Over the course of time, in the past two centuries, the manner in which cases of mental illnesses have been reported and dealt with has changed a great deal. One of the most renowned cases and perhaps one of the most important ones too has been of Mary Lamb.
In 1976, in a fit of rage, after committing the murder of her own mother, Mary’s condition was declared as lunacy, and the only breadwinner of the poor family was then immediately sent to a madhouse. Before the incident took place the family had already gone weary of her condition which is why Mary’s brother also intended to consult a doctor in this regard. But before anything could have been done, the night of September 21 1796, Mary had attacked and killed her mother also inflicting wounds on her father John Lamb. Mary was not incarcerated and held accountable for her actions, the common law of the country had no regulations for someone having any medical illness. (Appignanesi, pp 13-49)

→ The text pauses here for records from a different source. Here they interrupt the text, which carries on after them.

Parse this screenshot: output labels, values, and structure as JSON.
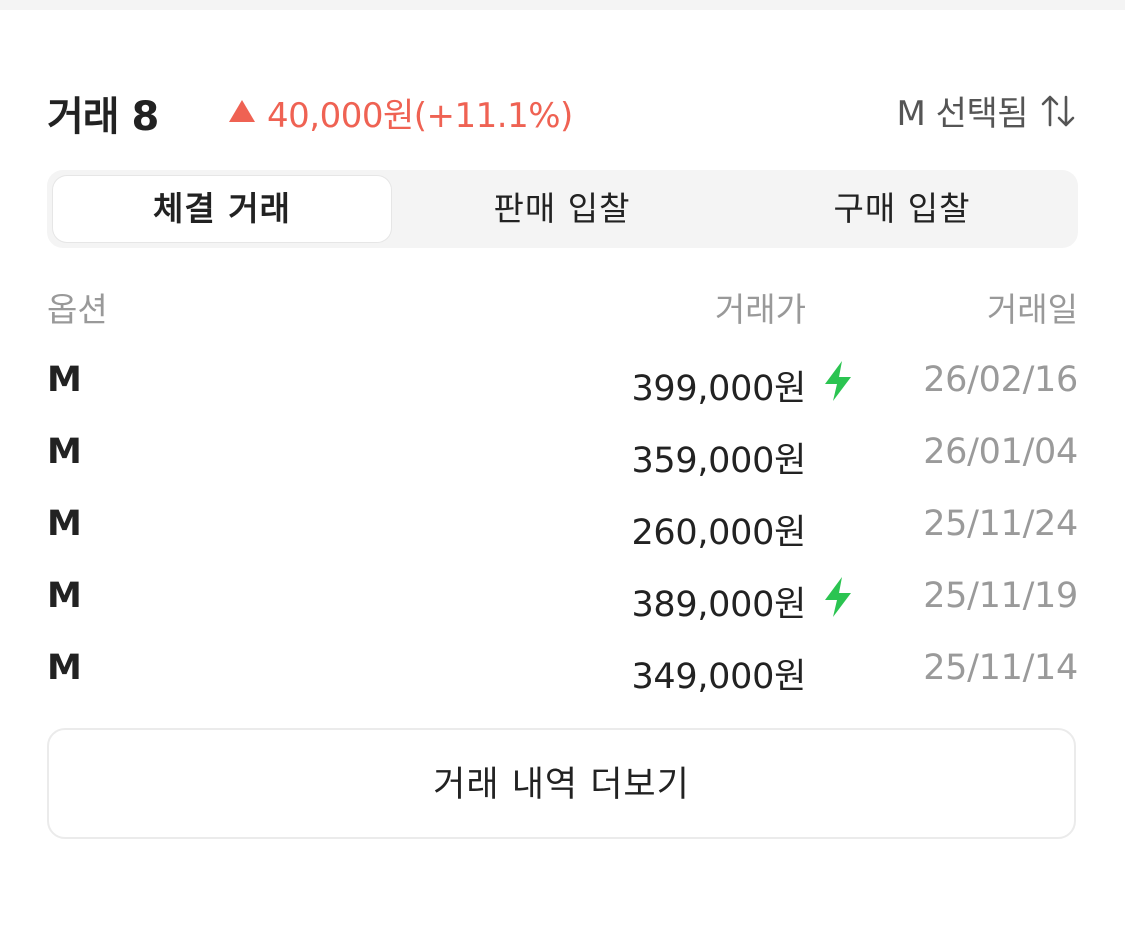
{
  "header": {
    "title": "거래 8",
    "change": "40,000원(+11.1%)",
    "selected": "M 선택됨",
    "change_icon": "triangle-up-icon",
    "sort_icon": "sort-arrows-icon"
  },
  "tabs": [
    {
      "label": "체결 거래",
      "active": true
    },
    {
      "label": "판매 입찰",
      "active": false
    },
    {
      "label": "구매 입찰",
      "active": false
    }
  ],
  "table": {
    "headers": {
      "option": "옵션",
      "price": "거래가",
      "date": "거래일"
    },
    "rows": [
      {
        "option": "M",
        "price": "399,000원",
        "fast": true,
        "date": "26/02/16"
      },
      {
        "option": "M",
        "price": "359,000원",
        "fast": false,
        "date": "26/01/04"
      },
      {
        "option": "M",
        "price": "260,000원",
        "fast": false,
        "date": "25/11/24"
      },
      {
        "option": "M",
        "price": "389,000원",
        "fast": true,
        "date": "25/11/19"
      },
      {
        "option": "M",
        "price": "349,000원",
        "fast": false,
        "date": "25/11/14"
      }
    ]
  },
  "more_button": {
    "label": "거래 내역 더보기"
  },
  "colors": {
    "up": "#ef6253",
    "fast": "#2bc451",
    "muted": "#9a9a9a"
  }
}
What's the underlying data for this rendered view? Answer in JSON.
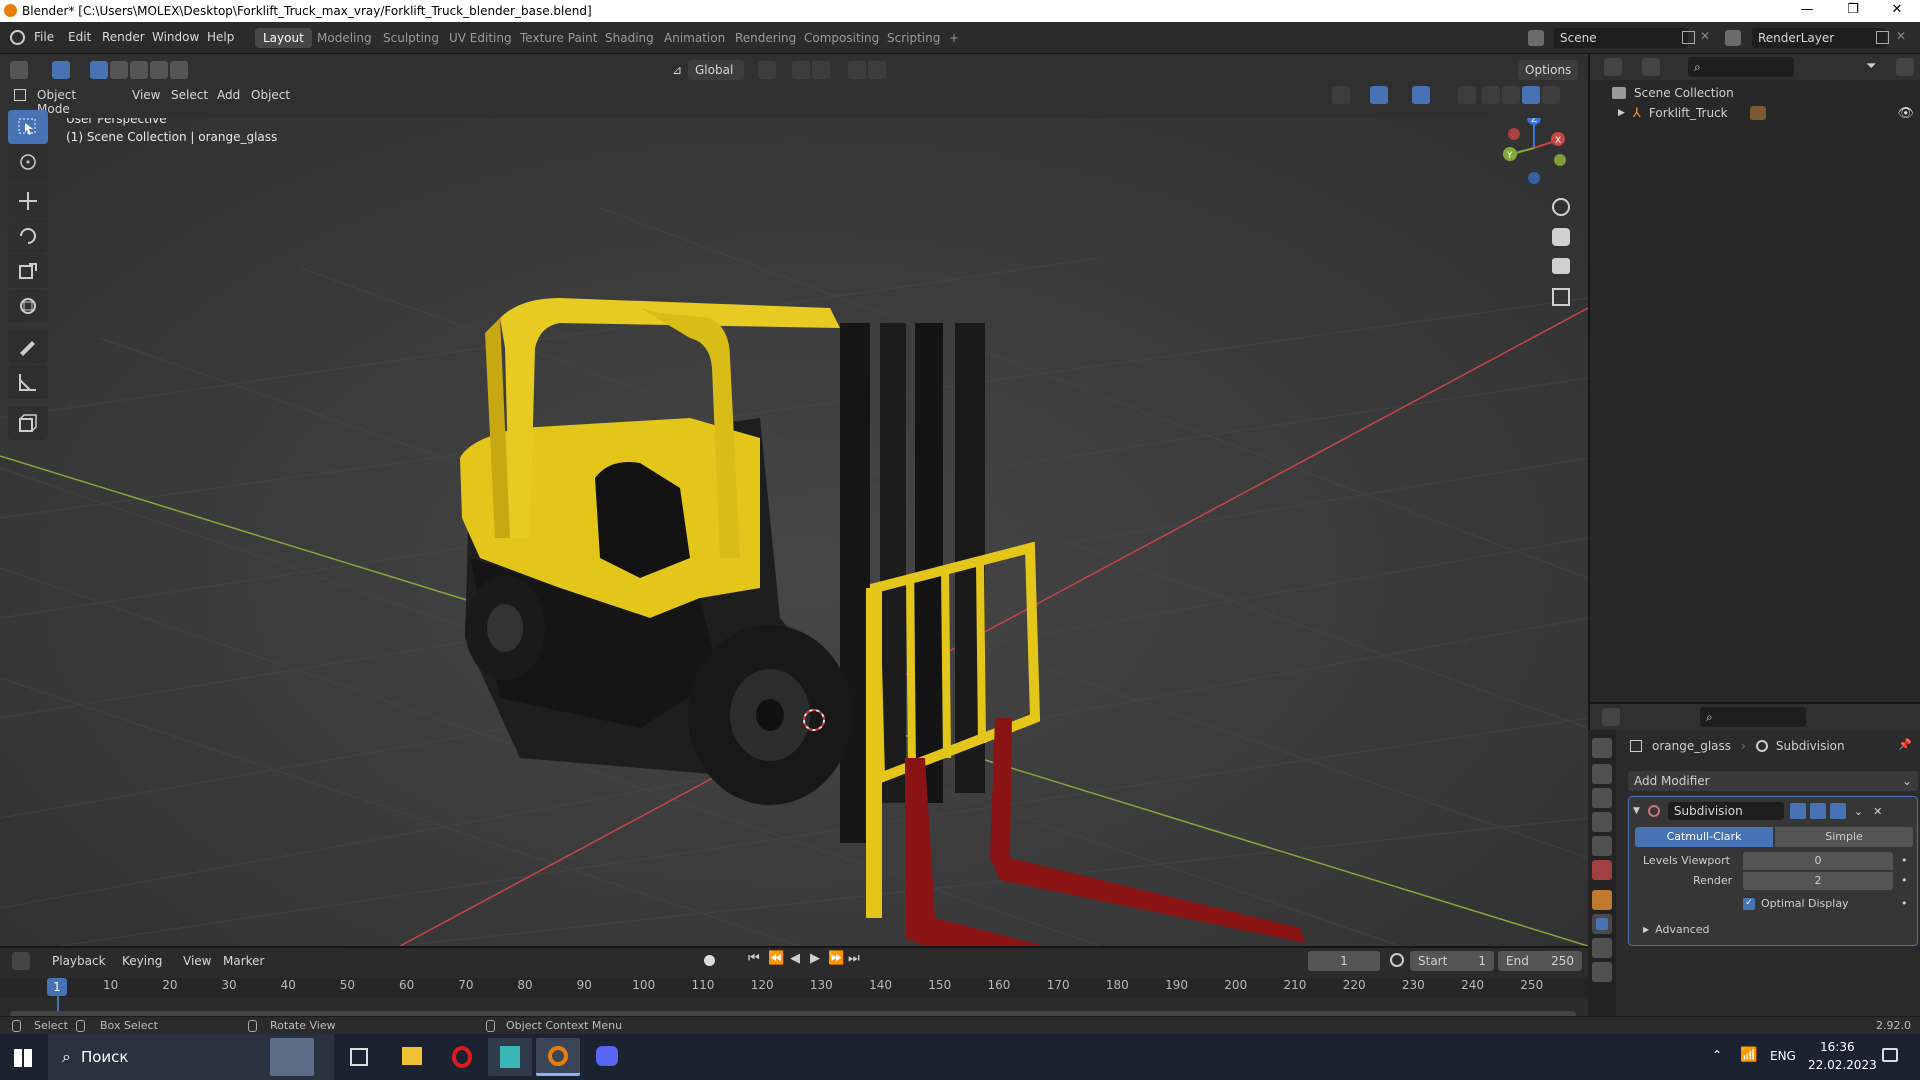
{
  "window": {
    "title": "Blender* [C:\\Users\\MOLEX\\Desktop\\Forklift_Truck_max_vray/Forklift_Truck_blender_base.blend]",
    "controls": [
      "—",
      "❐",
      "✕"
    ]
  },
  "menu": [
    "File",
    "Edit",
    "Render",
    "Window",
    "Help"
  ],
  "workspaces": [
    {
      "label": "Layout",
      "active": true
    },
    {
      "label": "Modeling"
    },
    {
      "label": "Sculpting"
    },
    {
      "label": "UV Editing"
    },
    {
      "label": "Texture Paint"
    },
    {
      "label": "Shading"
    },
    {
      "label": "Animation"
    },
    {
      "label": "Rendering"
    },
    {
      "label": "Compositing"
    },
    {
      "label": "Scripting"
    },
    {
      "label": "+"
    }
  ],
  "scene": {
    "name": "Scene",
    "render_layer": "RenderLayer"
  },
  "viewport_header": {
    "mode": "Object Mode",
    "menus": [
      "View",
      "Select",
      "Add",
      "Object"
    ],
    "transform_orientation": "Global",
    "options_label": "Options"
  },
  "viewport": {
    "perspective_label": "User Perspective",
    "collection_label": "(1) Scene Collection | orange_glass",
    "gizmo_axes": {
      "x": "X",
      "y": "Y",
      "z": "Z"
    }
  },
  "colors": {
    "accent_blue": "#4772b3",
    "axis_red": "#c84545",
    "axis_green": "#84a83a",
    "axis_blue": "#3b75d6",
    "forklift_yellow": "#e4c61b",
    "fork_red": "#8a1414"
  },
  "outliner": {
    "root": "Scene Collection",
    "items": [
      {
        "label": "Forklift_Truck"
      }
    ]
  },
  "properties": {
    "object_name": "orange_glass",
    "modifier_tab_label": "Subdivision",
    "add_modifier": "Add Modifier",
    "modifier": {
      "name": "Subdivision",
      "algorithms": [
        "Catmull-Clark",
        "Simple"
      ],
      "active_algorithm": "Catmull-Clark",
      "levels_viewport_label": "Levels Viewport",
      "levels_viewport": "0",
      "render_label": "Render",
      "render_levels": "2",
      "optimal_display_label": "Optimal Display",
      "optimal_display": true,
      "advanced_label": "Advanced"
    }
  },
  "timeline": {
    "menus": [
      "Playback",
      "Keying",
      "View",
      "Marker"
    ],
    "current_frame": "1",
    "start_label": "Start",
    "start": "1",
    "end_label": "End",
    "end": "250",
    "ruler_current": "1",
    "ruler": [
      "10",
      "20",
      "30",
      "40",
      "50",
      "60",
      "70",
      "80",
      "90",
      "100",
      "110",
      "120",
      "130",
      "140",
      "150",
      "160",
      "170",
      "180",
      "190",
      "200",
      "210",
      "220",
      "230",
      "240",
      "250"
    ]
  },
  "statusbar": {
    "select": "Select",
    "box_select": "Box Select",
    "rotate_view": "Rotate View",
    "context_menu": "Object Context Menu",
    "version": "2.92.0"
  },
  "taskbar": {
    "search": "Поиск",
    "lang": "ENG",
    "time": "16:36",
    "date": "22.02.2023"
  }
}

Given the same incident took place in the current day, not only would the murderer be held accountable but be found in a psychiatric ward, being treated for the mental illness, rather than being merely confined in a madhouse like Mary was. Mary faced a problem of recurring attacks of her mental condition. She made several visits to and stayed in the madhouses, both public and private, whenever she or her brother sensed her illness coming back. She was aware of her condition and chose to go back in retreat and confinement every time she sensed she could become a danger for others. Mary still lived through periods of considerable sanity, during which she assisted her brother on many literary works. One would assume that despite the violent attack she made, Mary was not all that insane after all. There were a number of reasons identified as being responsible for Mary’s condition, one of the most important ones being her troubled childhood, lack of love she received from her mother. Given that it seems right to say Mary required the attention and love her brother chose to give her by keeping her close to himself, by looking after her on his own. His methods did work, gave fruitful results, her literary works and the last few years she spent in good condition even after her brother’s death, seem to serve as an evidence.

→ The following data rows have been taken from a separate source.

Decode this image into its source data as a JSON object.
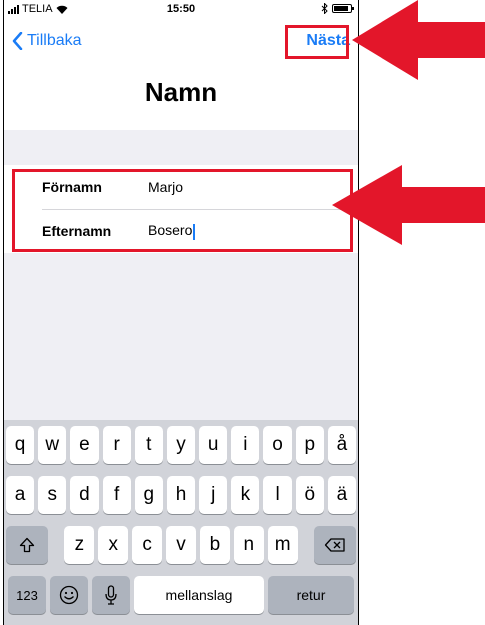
{
  "status_bar": {
    "carrier": "TELIA",
    "time": "15:50"
  },
  "navbar": {
    "back_label": "Tillbaka",
    "next_label": "Nästa"
  },
  "page": {
    "title": "Namn"
  },
  "form": {
    "first_name": {
      "label": "Förnamn",
      "value": "Marjo"
    },
    "last_name": {
      "label": "Efternamn",
      "value": "Bosero"
    }
  },
  "keyboard": {
    "row1": [
      "q",
      "w",
      "e",
      "r",
      "t",
      "y",
      "u",
      "i",
      "o",
      "p",
      "å"
    ],
    "row2": [
      "a",
      "s",
      "d",
      "f",
      "g",
      "h",
      "j",
      "k",
      "l",
      "ö",
      "ä"
    ],
    "row3": [
      "z",
      "x",
      "c",
      "v",
      "b",
      "n",
      "m"
    ],
    "numbers_key": "123",
    "space_key": "mellanslag",
    "return_key": "retur"
  },
  "colors": {
    "accent": "#1a7cf6",
    "annotation": "#e3162a"
  }
}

But here the question seems to be if keeping her among the public was a right decision or not, someone else too could be killed at her hands. Madhouses of that time had no form of proper diagnoses, let alone treatment, confinement only helped keep her away. But what if things went wrong while Mary was living with Charles?
51 years old Lisa Caplan of Palmerton, had been already diagnosed of suffering from mental illnesses, had been taken into psychiatric facility too. But after the last time she was released, late last year she killed her own mother. It was reported that this was the medical negligence of the psychiatric facility, and it was also true that even though Lisa had a history of mental illnesses, nothing of such a nature had happened. (Michlowski)

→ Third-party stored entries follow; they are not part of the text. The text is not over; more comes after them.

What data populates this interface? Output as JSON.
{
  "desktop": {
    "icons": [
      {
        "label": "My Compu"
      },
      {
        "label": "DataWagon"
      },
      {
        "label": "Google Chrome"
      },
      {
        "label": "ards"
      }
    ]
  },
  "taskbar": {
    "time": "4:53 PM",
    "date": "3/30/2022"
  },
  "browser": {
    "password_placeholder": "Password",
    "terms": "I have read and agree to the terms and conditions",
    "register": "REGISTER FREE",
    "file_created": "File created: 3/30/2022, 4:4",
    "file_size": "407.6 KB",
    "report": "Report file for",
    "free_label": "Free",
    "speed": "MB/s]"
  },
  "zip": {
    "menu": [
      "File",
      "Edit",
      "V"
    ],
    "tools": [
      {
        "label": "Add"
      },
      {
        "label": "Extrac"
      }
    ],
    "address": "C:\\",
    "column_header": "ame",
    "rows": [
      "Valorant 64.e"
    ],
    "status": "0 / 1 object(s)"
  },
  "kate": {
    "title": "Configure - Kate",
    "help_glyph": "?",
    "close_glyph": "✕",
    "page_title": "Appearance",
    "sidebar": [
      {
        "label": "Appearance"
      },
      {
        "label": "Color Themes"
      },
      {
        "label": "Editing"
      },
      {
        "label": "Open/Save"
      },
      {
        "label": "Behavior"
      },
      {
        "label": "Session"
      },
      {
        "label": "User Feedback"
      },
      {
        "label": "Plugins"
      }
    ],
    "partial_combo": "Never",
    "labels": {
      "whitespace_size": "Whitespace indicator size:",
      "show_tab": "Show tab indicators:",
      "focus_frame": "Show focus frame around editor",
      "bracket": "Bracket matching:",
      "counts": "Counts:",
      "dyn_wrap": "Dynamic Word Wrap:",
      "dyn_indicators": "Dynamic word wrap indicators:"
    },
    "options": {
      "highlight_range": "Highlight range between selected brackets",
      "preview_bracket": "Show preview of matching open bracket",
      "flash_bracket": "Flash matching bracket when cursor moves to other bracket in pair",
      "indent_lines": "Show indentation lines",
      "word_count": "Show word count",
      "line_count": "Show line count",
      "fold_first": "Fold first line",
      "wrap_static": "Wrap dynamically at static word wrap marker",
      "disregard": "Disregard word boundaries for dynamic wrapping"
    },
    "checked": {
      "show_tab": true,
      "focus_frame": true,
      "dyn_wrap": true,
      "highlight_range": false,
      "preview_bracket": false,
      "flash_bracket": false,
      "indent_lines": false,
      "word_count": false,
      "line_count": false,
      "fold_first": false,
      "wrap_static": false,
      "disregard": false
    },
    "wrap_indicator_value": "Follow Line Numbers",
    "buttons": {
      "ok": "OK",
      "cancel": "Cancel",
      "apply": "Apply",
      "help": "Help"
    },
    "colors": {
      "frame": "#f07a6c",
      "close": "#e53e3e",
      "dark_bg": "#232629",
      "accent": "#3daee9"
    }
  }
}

From a broader comparison it seems that both Mary and Lisa faced the problem of a recurring illness, were often led out of and led back in to an area away from their households, but Mary didn’t even receive any form of treatment while Lisa did. Yet one in an aggravated state killed her mother while the other already had and was not charged guilty. But given like Lisa Mary too could be released at a time when she shouldn’t have been, was it really right after all to release Mary or will it be to release anyone else in today’s times? What standards have we set to judge whether a person is cured and safe to be let out of constant medical observation facilities? In Mary’s times diagnostic facilities may not have been up-to the mark, but are the treatments of today that focus less on logical deduction and more on prescribing pills better in this regard? It is true that we cannot chain down anyone in any psychiatric facility forever, they come here for treatments not as a punishment to be sentenced to life imprisonment. But doesn’t that call more critical analysis of the patient’s condition? Medical negligence can be reported, but are we learning anything from the history of such cases? What should be our course of action and how should we proceed with it still remains an important question. But first it is vital to acknowledge that our diagnostic techniques, treatments and facilities have improved, but not enough. There is still much room of improvement and much work to be done before we can reach a satisfactory status regarding understanding, diagnosing and treating mental illnesses. Our purpose is treatment and rehabilitation, not confinement. But with that we can certainly not take risks on other human lives too, blindly. There is a need to revisit and reanalyze our forms of treatments and judgments associated with mental illnesses.
Works Cited
Appignanesi, Lisa. Mad, Bad and Sad: a History of Women and the Mind Doctors from 1800 to the Present. Virago, 2010. pp 13-49
Michlowski, Bill. “Attorney: Daughter Accused of Killing Mother with Crossbow Has 'Long-Standing History' of Mental Illness.” WNEP.com, WNEP, 30 Sept. 2017, wnep.com/2017/09/30/attorney-daughter-accused-of-killing-mother-with-crossbow-has-long-standing-history-of-mental-illness/.